To assess if STN neurons could be the therapeutic target of DBS, Grill and his team stimulated genetically-modified neurons in the brain of a rat model of Parkinson’s with 130 light flashes per second.

They found that when applied at a high frequency rate, the new light-based DBS method alleviated motor symptoms of Parkinson’s in the animals, mimicking the effects of electrical DBS. However, if applied at a lower frequency rate, the new approach failed to provide significant benefits.

In addition to demonstrating that STN neuron stimulation was sufficient to lessen motor symptoms of the disease, the new study also highlighted the therapeutic potential of the new light-based DBS method.

With the new method, investigators now have the opportunity to use DBS in specific subsets of cells in particular regions of the brain. This will allow them to pinpoint not only which areas of the brain should be stimulated to obtain specific effects, but also to devise personalized therapies to manage Parkinson’s motor symptoms more efficiently.

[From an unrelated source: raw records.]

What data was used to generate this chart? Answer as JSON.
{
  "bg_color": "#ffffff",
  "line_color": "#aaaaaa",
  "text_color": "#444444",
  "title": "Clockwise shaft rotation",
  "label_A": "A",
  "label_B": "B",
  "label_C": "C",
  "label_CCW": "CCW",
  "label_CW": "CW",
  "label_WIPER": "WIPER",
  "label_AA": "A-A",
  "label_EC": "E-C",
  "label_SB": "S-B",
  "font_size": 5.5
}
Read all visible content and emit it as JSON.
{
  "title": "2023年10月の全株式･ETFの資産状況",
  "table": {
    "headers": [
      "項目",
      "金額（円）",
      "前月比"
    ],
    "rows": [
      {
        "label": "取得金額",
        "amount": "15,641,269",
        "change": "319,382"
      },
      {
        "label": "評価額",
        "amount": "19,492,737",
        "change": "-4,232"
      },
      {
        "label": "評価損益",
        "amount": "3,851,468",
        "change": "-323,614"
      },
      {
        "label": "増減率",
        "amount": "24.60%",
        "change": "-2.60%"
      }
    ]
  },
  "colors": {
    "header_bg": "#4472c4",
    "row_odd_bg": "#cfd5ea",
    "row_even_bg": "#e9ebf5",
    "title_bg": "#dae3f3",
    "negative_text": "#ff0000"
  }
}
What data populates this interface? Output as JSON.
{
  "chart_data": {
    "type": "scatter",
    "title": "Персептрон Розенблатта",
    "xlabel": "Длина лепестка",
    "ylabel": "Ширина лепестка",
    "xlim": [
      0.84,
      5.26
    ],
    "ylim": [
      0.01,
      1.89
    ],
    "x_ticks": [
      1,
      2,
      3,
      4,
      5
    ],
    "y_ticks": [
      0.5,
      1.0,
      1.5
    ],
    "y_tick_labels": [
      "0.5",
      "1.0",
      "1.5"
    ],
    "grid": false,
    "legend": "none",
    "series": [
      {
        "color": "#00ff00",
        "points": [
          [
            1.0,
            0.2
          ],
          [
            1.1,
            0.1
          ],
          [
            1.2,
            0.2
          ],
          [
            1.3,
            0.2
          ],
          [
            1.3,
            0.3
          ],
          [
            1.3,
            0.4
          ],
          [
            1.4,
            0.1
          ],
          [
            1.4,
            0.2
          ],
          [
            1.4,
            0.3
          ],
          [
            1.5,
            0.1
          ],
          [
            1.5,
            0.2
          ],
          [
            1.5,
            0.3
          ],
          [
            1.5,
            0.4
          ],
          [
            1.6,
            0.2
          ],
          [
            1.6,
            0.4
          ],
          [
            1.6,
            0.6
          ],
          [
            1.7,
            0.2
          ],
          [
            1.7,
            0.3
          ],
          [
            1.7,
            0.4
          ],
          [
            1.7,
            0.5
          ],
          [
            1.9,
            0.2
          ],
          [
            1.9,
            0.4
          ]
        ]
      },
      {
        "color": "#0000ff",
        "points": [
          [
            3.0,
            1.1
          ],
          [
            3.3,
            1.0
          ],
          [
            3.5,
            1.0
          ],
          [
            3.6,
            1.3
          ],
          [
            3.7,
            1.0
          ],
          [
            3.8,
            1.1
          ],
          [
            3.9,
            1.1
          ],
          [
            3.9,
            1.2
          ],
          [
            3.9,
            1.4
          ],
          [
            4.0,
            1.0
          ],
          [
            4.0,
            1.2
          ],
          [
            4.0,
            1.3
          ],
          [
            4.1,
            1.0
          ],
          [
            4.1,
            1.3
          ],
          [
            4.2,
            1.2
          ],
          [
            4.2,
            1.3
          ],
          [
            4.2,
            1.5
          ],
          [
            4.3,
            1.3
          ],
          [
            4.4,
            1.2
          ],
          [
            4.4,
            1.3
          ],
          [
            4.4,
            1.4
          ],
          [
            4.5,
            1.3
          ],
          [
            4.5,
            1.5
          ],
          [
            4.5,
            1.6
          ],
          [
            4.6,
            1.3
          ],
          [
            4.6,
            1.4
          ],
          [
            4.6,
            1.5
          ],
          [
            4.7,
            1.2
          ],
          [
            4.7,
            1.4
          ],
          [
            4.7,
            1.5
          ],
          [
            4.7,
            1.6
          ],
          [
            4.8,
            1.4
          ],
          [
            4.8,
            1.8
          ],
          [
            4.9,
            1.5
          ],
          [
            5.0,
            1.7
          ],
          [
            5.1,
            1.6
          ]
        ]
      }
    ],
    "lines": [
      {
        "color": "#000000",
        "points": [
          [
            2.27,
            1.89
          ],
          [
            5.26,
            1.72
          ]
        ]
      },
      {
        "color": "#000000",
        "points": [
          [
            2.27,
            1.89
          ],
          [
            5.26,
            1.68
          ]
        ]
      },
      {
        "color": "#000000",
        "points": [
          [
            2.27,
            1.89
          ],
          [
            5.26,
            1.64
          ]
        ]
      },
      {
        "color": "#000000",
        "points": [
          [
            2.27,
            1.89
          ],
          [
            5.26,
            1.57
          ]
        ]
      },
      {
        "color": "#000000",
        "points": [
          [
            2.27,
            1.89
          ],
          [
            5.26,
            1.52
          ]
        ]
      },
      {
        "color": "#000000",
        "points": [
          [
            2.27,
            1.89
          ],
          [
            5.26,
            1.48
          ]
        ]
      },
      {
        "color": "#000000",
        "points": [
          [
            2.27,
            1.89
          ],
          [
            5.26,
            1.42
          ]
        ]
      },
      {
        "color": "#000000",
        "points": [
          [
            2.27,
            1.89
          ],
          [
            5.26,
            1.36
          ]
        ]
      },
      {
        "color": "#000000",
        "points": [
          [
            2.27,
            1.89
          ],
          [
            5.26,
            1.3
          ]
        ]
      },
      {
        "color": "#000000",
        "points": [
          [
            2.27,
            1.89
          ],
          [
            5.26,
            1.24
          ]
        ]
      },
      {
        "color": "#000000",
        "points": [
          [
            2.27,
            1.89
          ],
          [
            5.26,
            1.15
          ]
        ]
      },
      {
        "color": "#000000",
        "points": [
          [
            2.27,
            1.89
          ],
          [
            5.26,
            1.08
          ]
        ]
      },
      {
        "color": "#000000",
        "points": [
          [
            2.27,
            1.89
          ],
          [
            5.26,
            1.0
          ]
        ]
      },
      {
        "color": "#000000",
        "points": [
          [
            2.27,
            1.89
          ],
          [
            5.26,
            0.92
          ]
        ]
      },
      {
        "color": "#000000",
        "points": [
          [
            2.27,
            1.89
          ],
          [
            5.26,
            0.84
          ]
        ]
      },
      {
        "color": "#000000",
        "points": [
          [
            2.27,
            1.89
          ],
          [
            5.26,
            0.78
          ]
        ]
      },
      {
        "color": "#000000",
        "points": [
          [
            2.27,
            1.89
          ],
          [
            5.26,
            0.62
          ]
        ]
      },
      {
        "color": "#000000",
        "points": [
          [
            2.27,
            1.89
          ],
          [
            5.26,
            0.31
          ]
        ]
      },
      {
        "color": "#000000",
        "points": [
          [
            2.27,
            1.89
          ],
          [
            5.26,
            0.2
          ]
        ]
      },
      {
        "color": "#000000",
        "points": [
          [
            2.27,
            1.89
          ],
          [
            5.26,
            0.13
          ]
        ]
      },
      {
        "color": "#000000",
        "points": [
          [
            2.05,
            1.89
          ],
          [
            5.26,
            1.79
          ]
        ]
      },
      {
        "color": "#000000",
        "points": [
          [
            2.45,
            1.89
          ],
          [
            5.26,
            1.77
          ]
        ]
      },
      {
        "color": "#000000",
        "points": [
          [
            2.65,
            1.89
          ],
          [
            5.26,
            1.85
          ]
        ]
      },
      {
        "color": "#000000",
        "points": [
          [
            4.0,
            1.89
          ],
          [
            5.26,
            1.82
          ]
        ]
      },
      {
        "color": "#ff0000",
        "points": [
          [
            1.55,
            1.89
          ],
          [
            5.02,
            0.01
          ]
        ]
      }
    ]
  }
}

The team is planning to use the same approach to assess the possible contribution of STN nerve fibers known as the hyperdirect pathway — the “spaghetti” in the dish — in alleviating motor symptoms of the disease.

“This is very important because somewhere in that big bowl of spaghetti are some elements that are responsible for treating symptoms and some elements that generate side effects,” Grill said.

“And if we can figure out which is which, we can design electrode stimulation geometries and patterns to target the elements that suppress symptoms while leaving the others alone,” he added.